Sungguh, keberadaan BBM dan gas yang terjangkau adalah hal yang perlu perhatian serius. Sayangnya dalam sistem kapitalisme suatu bentuk layanan diposisikan sebagai komoditas yang harus menghasilkan keuntungan. Seperti itulah BBM dan gas diatur dalam sistem ini. Selama ini bahan bakar subsidi dianggap membebani negara, sementara harga bahan bakar nonsubsidi dianggap tidak sesuai dengan harga keekonomian alias tidak menguntungkan.
Sungguh miris. Padahal, Rasulullah saw telah mengingatkan dalam suatu hadisnya: “Al-muslimuna syuraka’u fi tsalatsin, al-ma’u wa al-kala’u wa an-naru” (Kaum muslim berserikat dalam tiga perkara yaitu padang rumput, air dan api) (HR. Abu Dawud dan Ahmad)
Dalam hadis tersebut api adalah sumber-sumber energi, seperti gas dan minyak bumi. Barang-barang ini tak boleh dikelola dengan prinsip bisnis untuk mendapatkan keuntungan sebesar-besarnya. Kembali lagi, penguasa dalam Islam adalah ra’in atau pengurus rakyat. Sehingga hubungan penguasa dan rakyat adalah hubungan pelayanan bukan hubungan penjual dan pembeli. Terlebih lagi, dalam hadis di atas telah ditetapkan bahwa padang rumput, air, dan api itu adalah milik rakyat. Jadi, semestinya kompensasi yang dibayarkan oleh rakyat kepada negara hanyalah biaya produksinya saja. Dengan begitu, maka tentu BBM dan gas akan dinikmati oleh rakyat dengan harga yang sangat terjangkau bahkan murah.

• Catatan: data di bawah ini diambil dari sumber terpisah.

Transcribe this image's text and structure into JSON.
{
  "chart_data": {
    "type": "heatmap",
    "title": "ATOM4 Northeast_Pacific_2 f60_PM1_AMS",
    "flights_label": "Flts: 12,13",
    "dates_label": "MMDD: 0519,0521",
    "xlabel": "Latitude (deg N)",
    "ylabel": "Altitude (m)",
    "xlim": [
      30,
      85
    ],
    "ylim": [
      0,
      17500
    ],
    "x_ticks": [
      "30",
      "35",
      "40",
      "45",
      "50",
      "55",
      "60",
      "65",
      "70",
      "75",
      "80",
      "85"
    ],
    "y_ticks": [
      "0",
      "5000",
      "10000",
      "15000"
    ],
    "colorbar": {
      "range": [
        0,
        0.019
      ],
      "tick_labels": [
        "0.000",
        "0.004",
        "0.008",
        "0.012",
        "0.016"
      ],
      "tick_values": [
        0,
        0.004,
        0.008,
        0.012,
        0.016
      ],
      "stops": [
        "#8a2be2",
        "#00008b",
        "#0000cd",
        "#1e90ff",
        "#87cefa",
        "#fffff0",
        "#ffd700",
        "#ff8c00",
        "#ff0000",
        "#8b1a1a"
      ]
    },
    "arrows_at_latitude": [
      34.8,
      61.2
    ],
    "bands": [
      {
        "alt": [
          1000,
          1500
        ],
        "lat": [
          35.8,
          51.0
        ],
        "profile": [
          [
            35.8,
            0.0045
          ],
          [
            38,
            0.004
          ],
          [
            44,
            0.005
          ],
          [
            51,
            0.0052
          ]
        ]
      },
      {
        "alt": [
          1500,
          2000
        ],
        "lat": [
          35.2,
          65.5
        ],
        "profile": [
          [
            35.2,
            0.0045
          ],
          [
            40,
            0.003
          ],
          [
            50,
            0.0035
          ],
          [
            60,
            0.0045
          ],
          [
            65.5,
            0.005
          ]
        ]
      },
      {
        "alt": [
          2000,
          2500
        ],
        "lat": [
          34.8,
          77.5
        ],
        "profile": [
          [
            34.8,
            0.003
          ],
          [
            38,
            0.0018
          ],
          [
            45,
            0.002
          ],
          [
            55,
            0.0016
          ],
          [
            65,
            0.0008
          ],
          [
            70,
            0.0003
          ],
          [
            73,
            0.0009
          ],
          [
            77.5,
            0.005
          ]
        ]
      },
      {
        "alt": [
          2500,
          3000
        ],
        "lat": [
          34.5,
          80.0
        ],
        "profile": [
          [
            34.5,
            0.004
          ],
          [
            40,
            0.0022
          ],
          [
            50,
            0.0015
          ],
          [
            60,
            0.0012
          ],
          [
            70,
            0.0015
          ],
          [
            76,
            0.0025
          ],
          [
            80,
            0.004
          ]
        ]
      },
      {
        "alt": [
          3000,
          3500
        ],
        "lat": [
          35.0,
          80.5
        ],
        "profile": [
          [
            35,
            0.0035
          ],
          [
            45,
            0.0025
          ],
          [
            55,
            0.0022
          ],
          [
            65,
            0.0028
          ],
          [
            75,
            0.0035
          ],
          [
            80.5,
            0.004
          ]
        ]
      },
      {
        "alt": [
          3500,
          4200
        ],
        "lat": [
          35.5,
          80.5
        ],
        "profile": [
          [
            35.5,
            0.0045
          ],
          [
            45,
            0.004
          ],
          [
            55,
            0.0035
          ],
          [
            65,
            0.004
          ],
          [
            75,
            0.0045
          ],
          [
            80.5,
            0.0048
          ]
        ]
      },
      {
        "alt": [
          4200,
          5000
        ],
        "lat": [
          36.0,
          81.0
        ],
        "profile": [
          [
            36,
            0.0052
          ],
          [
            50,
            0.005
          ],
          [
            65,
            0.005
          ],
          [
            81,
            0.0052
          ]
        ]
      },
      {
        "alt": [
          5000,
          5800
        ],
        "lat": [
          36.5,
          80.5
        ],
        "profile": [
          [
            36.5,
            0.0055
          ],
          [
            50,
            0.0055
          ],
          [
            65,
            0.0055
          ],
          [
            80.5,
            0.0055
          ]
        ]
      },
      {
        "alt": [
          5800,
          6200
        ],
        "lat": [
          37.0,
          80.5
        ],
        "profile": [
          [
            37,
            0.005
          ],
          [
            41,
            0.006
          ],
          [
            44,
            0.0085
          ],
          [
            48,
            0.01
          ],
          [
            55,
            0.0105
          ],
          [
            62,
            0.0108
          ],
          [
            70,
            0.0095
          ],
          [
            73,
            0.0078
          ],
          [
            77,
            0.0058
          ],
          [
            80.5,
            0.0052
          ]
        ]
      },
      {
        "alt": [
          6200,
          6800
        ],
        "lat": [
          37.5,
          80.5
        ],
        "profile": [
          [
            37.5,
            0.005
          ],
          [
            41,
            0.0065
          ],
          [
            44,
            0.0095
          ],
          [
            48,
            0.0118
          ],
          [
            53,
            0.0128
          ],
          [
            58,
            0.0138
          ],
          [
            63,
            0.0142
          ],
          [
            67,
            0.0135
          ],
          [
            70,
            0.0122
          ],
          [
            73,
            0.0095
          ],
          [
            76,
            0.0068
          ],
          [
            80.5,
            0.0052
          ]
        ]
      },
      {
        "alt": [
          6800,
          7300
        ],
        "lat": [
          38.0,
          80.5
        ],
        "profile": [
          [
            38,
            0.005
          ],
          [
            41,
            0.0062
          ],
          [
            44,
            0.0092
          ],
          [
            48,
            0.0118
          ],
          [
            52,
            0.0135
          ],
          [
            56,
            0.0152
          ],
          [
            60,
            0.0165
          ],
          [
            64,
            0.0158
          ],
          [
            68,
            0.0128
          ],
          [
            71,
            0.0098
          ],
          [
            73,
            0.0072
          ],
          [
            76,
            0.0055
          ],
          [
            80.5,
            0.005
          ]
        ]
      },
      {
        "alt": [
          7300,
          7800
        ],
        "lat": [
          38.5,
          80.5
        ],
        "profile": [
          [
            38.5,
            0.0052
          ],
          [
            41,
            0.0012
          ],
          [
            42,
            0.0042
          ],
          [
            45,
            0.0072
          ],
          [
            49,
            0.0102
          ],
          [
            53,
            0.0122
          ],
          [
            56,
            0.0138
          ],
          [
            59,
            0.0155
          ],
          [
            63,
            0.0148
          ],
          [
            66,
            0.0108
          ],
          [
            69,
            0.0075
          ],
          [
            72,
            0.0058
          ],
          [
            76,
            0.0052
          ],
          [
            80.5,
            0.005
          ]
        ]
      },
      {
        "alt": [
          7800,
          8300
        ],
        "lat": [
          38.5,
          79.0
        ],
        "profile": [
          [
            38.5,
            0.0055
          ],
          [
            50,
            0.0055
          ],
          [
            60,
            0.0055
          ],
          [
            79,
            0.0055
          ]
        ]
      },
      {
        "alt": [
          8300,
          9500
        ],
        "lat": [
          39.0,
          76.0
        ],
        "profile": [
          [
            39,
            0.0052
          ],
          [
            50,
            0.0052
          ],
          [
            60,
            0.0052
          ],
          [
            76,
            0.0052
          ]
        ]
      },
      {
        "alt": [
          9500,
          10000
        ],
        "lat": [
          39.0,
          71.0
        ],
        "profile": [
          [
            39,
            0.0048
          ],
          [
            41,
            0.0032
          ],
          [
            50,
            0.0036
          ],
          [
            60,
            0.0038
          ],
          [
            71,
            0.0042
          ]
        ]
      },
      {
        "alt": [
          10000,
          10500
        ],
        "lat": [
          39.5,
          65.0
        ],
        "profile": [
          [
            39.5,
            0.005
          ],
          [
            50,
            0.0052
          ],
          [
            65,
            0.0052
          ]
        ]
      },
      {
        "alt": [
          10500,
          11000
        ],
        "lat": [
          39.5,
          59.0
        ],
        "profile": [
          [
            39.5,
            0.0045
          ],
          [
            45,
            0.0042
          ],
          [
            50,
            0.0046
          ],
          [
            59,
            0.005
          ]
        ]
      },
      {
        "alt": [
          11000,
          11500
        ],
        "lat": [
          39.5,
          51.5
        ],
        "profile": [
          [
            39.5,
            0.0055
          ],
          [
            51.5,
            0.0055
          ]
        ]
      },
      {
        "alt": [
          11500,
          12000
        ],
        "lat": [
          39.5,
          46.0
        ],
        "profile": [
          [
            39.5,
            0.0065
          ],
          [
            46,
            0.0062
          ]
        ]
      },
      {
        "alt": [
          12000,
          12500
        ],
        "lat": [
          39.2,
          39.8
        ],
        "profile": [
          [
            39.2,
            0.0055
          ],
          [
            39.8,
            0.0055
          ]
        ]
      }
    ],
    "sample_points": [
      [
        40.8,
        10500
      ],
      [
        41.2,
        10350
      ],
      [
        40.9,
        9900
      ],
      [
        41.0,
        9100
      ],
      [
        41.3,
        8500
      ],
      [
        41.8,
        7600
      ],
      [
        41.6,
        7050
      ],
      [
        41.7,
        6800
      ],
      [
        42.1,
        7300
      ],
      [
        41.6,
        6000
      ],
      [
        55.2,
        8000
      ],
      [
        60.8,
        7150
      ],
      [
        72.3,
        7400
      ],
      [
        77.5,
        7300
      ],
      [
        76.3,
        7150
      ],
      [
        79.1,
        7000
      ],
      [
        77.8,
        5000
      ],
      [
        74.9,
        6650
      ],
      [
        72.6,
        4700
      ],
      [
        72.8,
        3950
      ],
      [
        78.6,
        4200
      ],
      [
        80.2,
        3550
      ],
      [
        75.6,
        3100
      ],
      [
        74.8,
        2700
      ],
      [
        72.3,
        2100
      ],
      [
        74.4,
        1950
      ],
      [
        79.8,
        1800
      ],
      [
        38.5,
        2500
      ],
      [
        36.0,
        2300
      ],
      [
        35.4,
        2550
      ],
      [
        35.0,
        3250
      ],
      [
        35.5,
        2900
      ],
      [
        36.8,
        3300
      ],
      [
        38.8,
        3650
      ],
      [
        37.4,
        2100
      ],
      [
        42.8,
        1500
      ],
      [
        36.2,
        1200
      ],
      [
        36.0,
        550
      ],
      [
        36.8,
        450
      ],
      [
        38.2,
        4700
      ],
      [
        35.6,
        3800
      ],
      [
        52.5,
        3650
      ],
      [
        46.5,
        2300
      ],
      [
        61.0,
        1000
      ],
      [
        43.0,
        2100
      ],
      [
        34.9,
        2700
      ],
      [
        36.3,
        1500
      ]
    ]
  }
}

Hanya saja, konsep pengelolaan seperti ini hanya dapat terjadi dalam sistem politik yang menerapkan Islam secara kaffah dalam institusi Khilafah Islamiah. Semoga umat segera sadar akan rusaknya sistem kapitalisme dan beralih kepada sistem Khilafah yang penuh berkah dan menyejahterakan. Wallahu a’lam.